Immaginate una foresta, sì tipo Sherwood, ma Robin non c’entra niente: ci sono alberi, piante, erbe, funghi…ora pensateli tutti commestibili. Dicesi “forest gardening”. Non serve spiegare altro, è proprio come lo state immaginando. E’ un sistema antico rodato nelle aree tropicali, ma il sistema può essere realizzato anche in altri climi, intervallando opportunamente le piante di varia forma (altezza, dimensione) per garantire il corretto approvvigionamento energetico (sole, acqua, terra, ecc.) e consociandole per un supporto sinergico fra loro (protezione, raccolta e rilascio di sostanze utili, ecc.).
Le foreste di cibo sono ben note alla Permacultura. Qui trovate vari articoli che ho scritto come introduzione alla Permacultura.
Le foreste sono organismi viventi. Sono un ecosistema praticamente a ciclo chiuso o circolo virtuoso: tutto quello di cui abbisognano è prodotto all’interno e ogni scarto finisce per nutrire parte di questa complessità di flora e fauna.
Noi esseri umani siamo in grado di costruire cose straordinarie, ma quando si tratta di collaborare con la natura facciamo sempre una certa fatica. Il nostro metodo è basato sullo sfruttamento di qualcosa, spesso senza nemmeno assicurarsi di offrire il tempo a quella cosa di rigenerarsi continuando a servire le nostre esigenze.

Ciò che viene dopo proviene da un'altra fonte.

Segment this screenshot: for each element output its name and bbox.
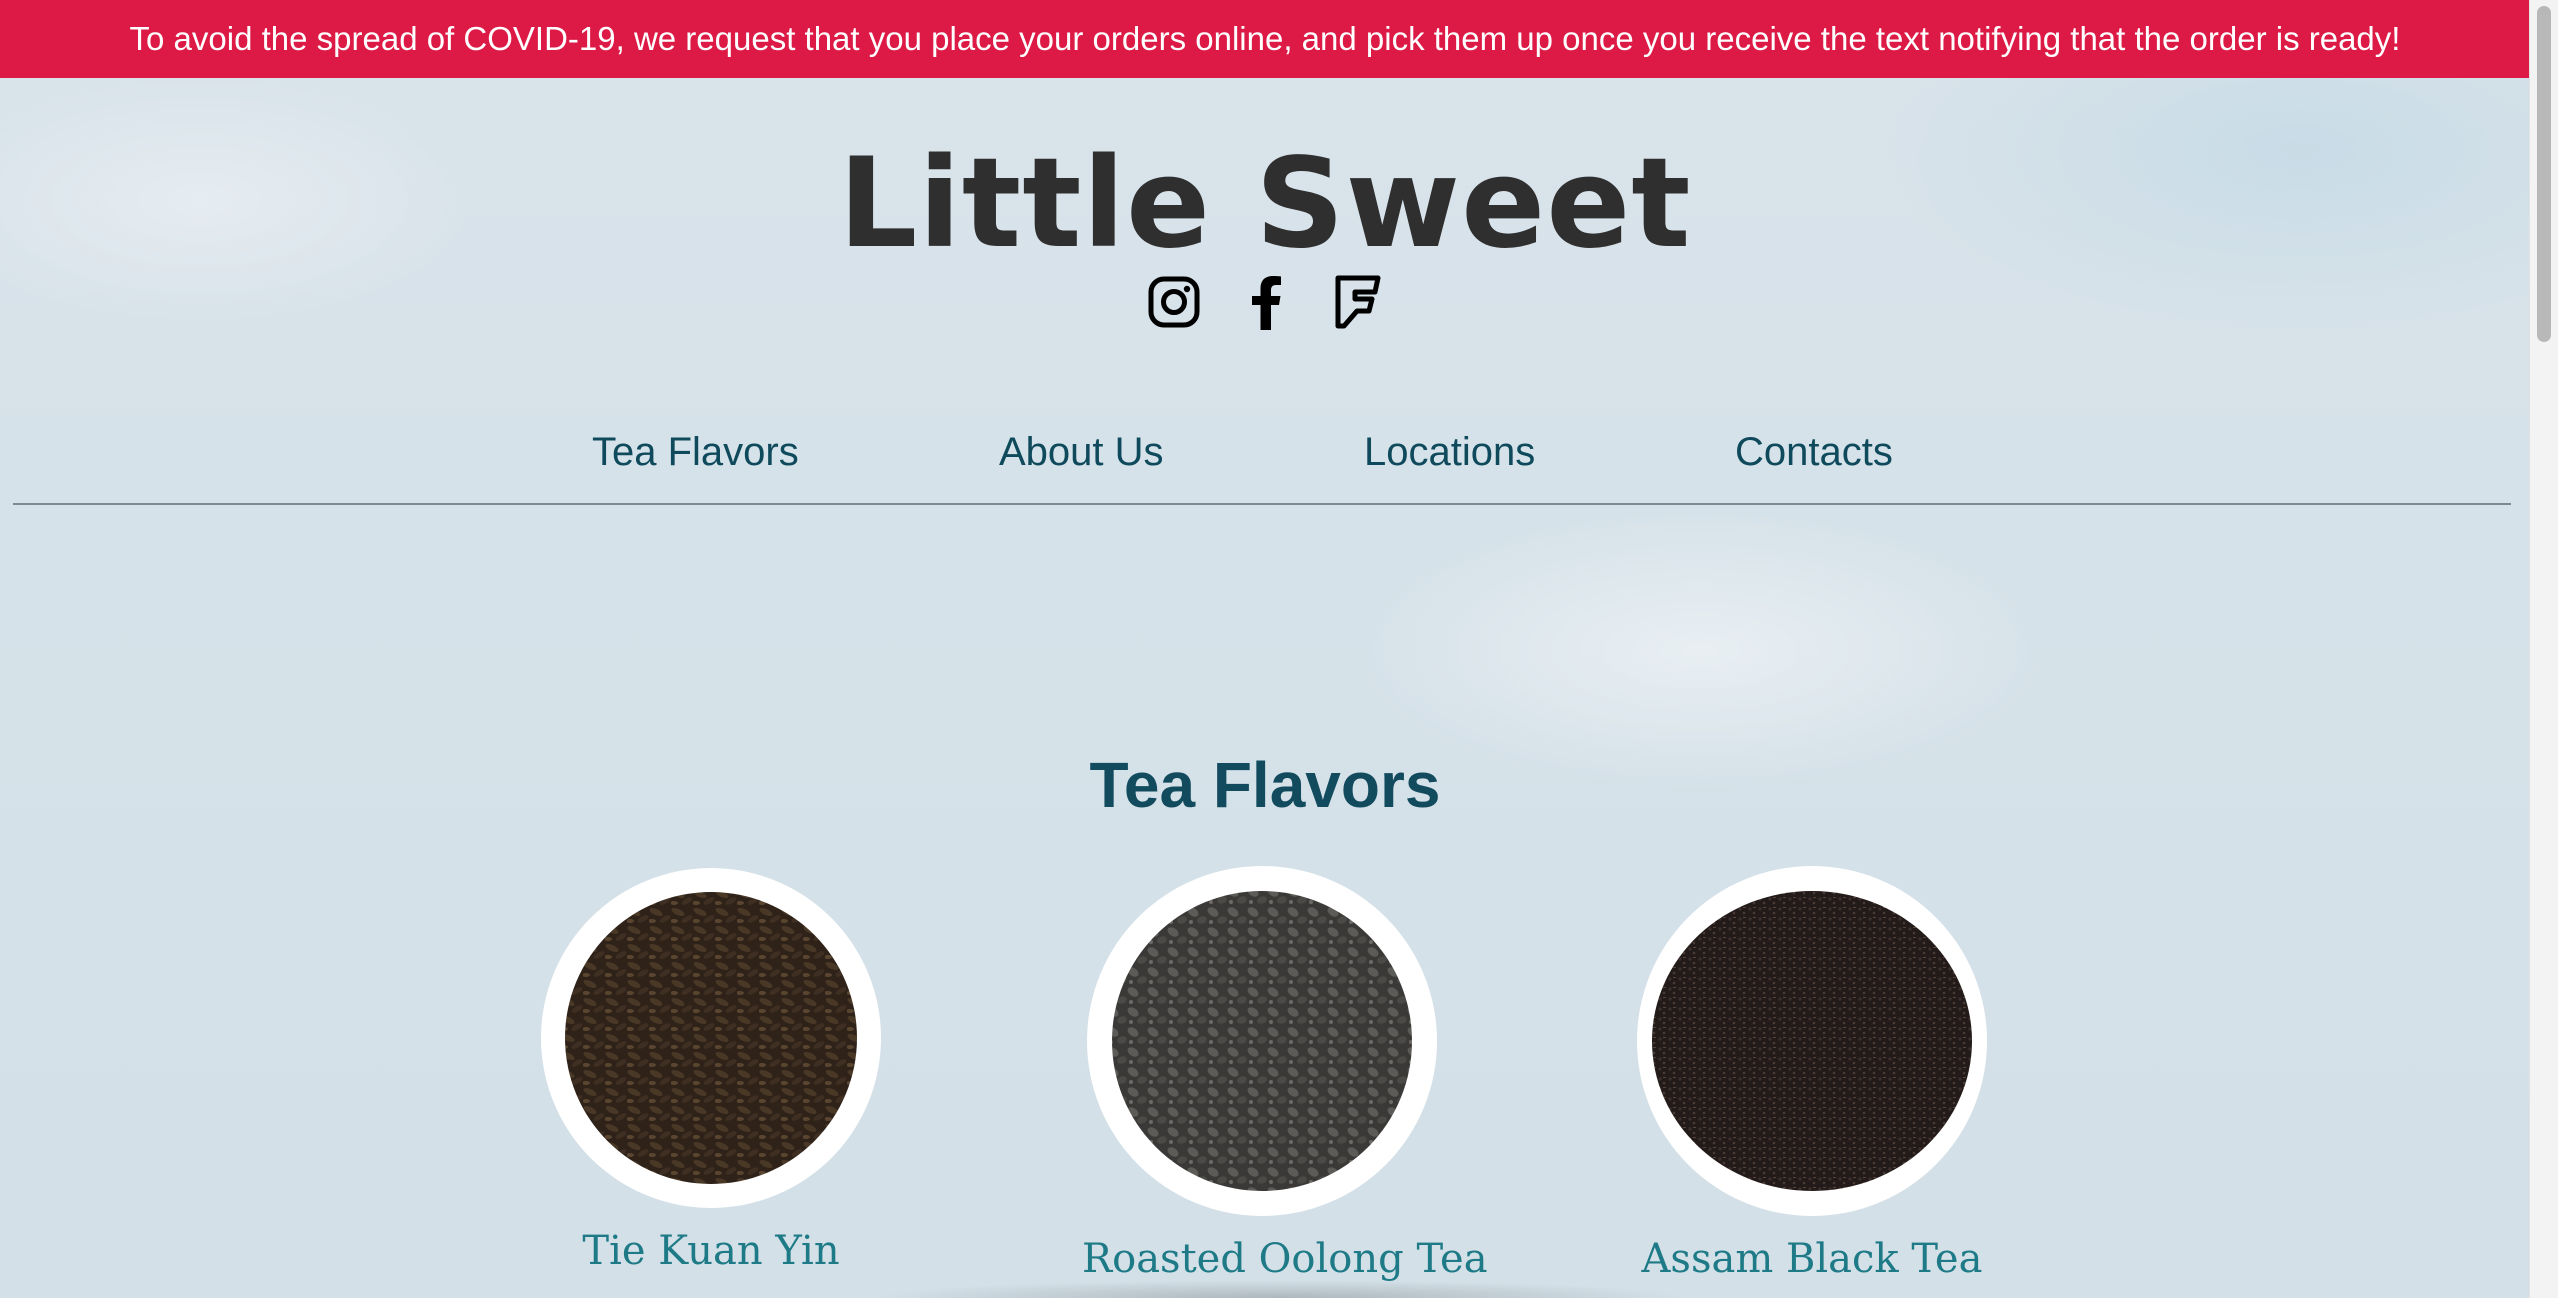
nav-about-us[interactable]: About Us [999, 430, 1164, 475]
instagram-icon[interactable] [1146, 274, 1202, 330]
tea-name[interactable]: Assam Black Tea [1632, 1236, 1992, 1282]
nav-divider [13, 503, 2511, 505]
tea-card-tie-kuan-yin[interactable]: Tie Kuan Yin [531, 868, 891, 1274]
tea-name[interactable]: Tie Kuan Yin [531, 1228, 891, 1274]
nav-contacts[interactable]: Contacts [1735, 430, 1893, 475]
chat-widget-shadow [870, 1280, 1690, 1298]
tea-card-assam-black[interactable]: Assam Black Tea [1632, 866, 1992, 1282]
tea-card-roasted-oolong[interactable]: Roasted Oolong Tea [1082, 866, 1488, 1282]
scrollbar-thumb[interactable] [2537, 6, 2551, 342]
covid-notice-banner: To avoid the spread of COVID-19, we requ… [0, 0, 2530, 78]
tea-name[interactable]: Roasted Oolong Tea [1082, 1236, 1488, 1282]
main-navigation: Tea Flavors About Us Locations Contacts [0, 430, 2530, 500]
section-title: Tea Flavors [1089, 749, 1441, 821]
facebook-icon[interactable] [1238, 274, 1294, 330]
vertical-scrollbar[interactable] [2529, 0, 2558, 1298]
site-title[interactable]: Little Sweet [0, 132, 2530, 276]
social-links [1146, 274, 1386, 330]
tea-image[interactable] [541, 868, 881, 1208]
nav-tea-flavors[interactable]: Tea Flavors [592, 430, 799, 475]
banner-text: To avoid the spread of COVID-19, we requ… [129, 20, 2401, 57]
tea-image[interactable] [1637, 866, 1987, 1216]
foursquare-icon[interactable] [1330, 274, 1386, 330]
page: To avoid the spread of COVID-19, we requ… [0, 0, 2530, 1298]
nav-locations[interactable]: Locations [1364, 430, 1535, 475]
tea-image[interactable] [1087, 866, 1437, 1216]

Da qualche decina di anni si è sviluppata una controtendenza, o meglio un approccio alternativo.
Si è preso coscienza della realtà vivente che abbiamo intorno e di come siamo di fatto in simbiosi con essa. C’è ancora una visione un po’ quantitativa in questo: si consuma con più sensibilità, ma non ci si cura ancora della provenienza e del trattamento riservato alla fonte. Importante è fare il prossimo passo ed avere anche la visione qualitativa.
Per riassumere: ciò che è fatto con amore vi nutre amorevolmente. Insomma, se all’origine c’è cura, rispetto, igiene, ecosostenibilità, ecc. tutto questo si riverserà nell’alimento in tavola, come alimento di altissima qualità.
Oggi non siamo ancora indipendenti dal cibo e per creare nuove zone coltivabili o allevabili, rasiamo al suolo foreste. Tutto questo è molto comodo e risponde facilmente alla voglia di “tutto e subito”. E’ ormai chiaro a molti, ma non ancora a tutti o non ancora in maniera davvero cosciente (perchè un conto è essere eruditi, un conto è essere saggi), che questa via è malsana.
Proprio perchè siamo molto eruditi, perchè la scienza e la tecnologia negli ultimi decenni hanno fatto passi da gigante, abbiamo ampie capacità per muoverci in direzioni nuove.
Pubblico le foto di alcune pagine tratte dal libro Edible Forest gardens di Dave Jacke.








Come uomini possiamo osservare questi ecosistemi e cooperare con la natura. Gli animali lo fanno da sempre senza porsi dubbi, noi dubitiamo da sempre e ci muoviamo come elefanti in una cristalleria. La natura è maestra ed è un grande libro da leggere. Va servita come lei serve noi.
Una foresta di cibo è più che un giardino coltivato o un orto annuale. Si dà vita ad un grande organismo vivente. Se ben progettata, può sostenersi in gran parte da sola. In un orto siamo lì che ripuliamo per ripartire ogni anno praticamente da zero, facendo molta fatica. Si dice che “l’orto vuole l’uomo morto”. Nelle foreste di cibo diamo un impulso, certo non banale e non senza fatica, ma una vita ha inizio: una vita che chiama altra vita, sia flora che fauna. Si tratta di replicare la struttura e le funzioni di questo ecosistema per trarre, noi e ciò che ci circonda, enormi benefici!